I'm surprised that the following hasn't been stated yet. All of the answers given so far seem to be "after the fact" explanations of something that is really based on the way people built most (not all) early computers as binary machines.

To make things a bit more compact here, I'll assume we are creating a 4 bit (nibble) based machine. We don't want to use more binary components to build a nibble than we need to because we are cheap, so we use four bi-stable components (relays, vacuum tubes, transistors). We think of (perhaps) the two states as zero and one rather than, say, red and green.

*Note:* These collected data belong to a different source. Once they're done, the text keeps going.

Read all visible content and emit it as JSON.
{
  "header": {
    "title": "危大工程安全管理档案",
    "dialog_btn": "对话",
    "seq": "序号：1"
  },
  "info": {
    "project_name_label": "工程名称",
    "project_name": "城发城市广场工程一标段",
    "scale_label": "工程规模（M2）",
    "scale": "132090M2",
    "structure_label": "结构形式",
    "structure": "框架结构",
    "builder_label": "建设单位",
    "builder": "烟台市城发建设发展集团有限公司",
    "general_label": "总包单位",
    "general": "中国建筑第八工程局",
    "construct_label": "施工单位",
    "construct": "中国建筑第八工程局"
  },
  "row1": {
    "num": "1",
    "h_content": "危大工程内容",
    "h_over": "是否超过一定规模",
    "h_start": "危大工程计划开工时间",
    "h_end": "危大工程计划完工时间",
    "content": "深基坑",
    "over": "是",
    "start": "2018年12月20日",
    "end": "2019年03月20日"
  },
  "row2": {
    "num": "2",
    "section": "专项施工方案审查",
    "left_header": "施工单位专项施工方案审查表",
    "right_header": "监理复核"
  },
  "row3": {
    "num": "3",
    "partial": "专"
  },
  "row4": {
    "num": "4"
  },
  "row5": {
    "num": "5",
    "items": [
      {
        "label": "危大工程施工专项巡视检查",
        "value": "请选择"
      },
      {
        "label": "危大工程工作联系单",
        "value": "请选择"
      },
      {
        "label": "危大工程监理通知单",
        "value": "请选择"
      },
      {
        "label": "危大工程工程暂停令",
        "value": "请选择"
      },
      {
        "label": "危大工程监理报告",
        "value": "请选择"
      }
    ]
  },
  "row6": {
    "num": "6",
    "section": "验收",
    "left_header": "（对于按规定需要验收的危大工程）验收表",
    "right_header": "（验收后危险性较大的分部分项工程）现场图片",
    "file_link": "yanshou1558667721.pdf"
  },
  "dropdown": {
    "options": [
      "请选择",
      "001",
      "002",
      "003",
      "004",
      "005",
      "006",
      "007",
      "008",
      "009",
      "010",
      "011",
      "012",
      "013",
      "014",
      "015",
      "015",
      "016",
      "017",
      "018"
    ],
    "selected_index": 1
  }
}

So we have (0000) through (1111) as the combinations of the four transistors of a nibble. We can interpret them any way that we like. Suppose we want to interpret them as integers. How shall we assign the different codes to integers. We could let (0000) represent 42, a fundamental universal constant, and (0001) represent 3, an approximation to pi and so on, but we realize pretty soon that any computations we want to do with such an encoding would be pretty complex - and complexity in a machine costs money. We are cheap, remember.

So we notice that the codings are actually binary numbers. Well almost nobody used binary numbers before this so we start to think about it seriously now, as they have an application. I note that some early computers were actually decimal, not binary, but they recognized that while convenient it wasn't cheap.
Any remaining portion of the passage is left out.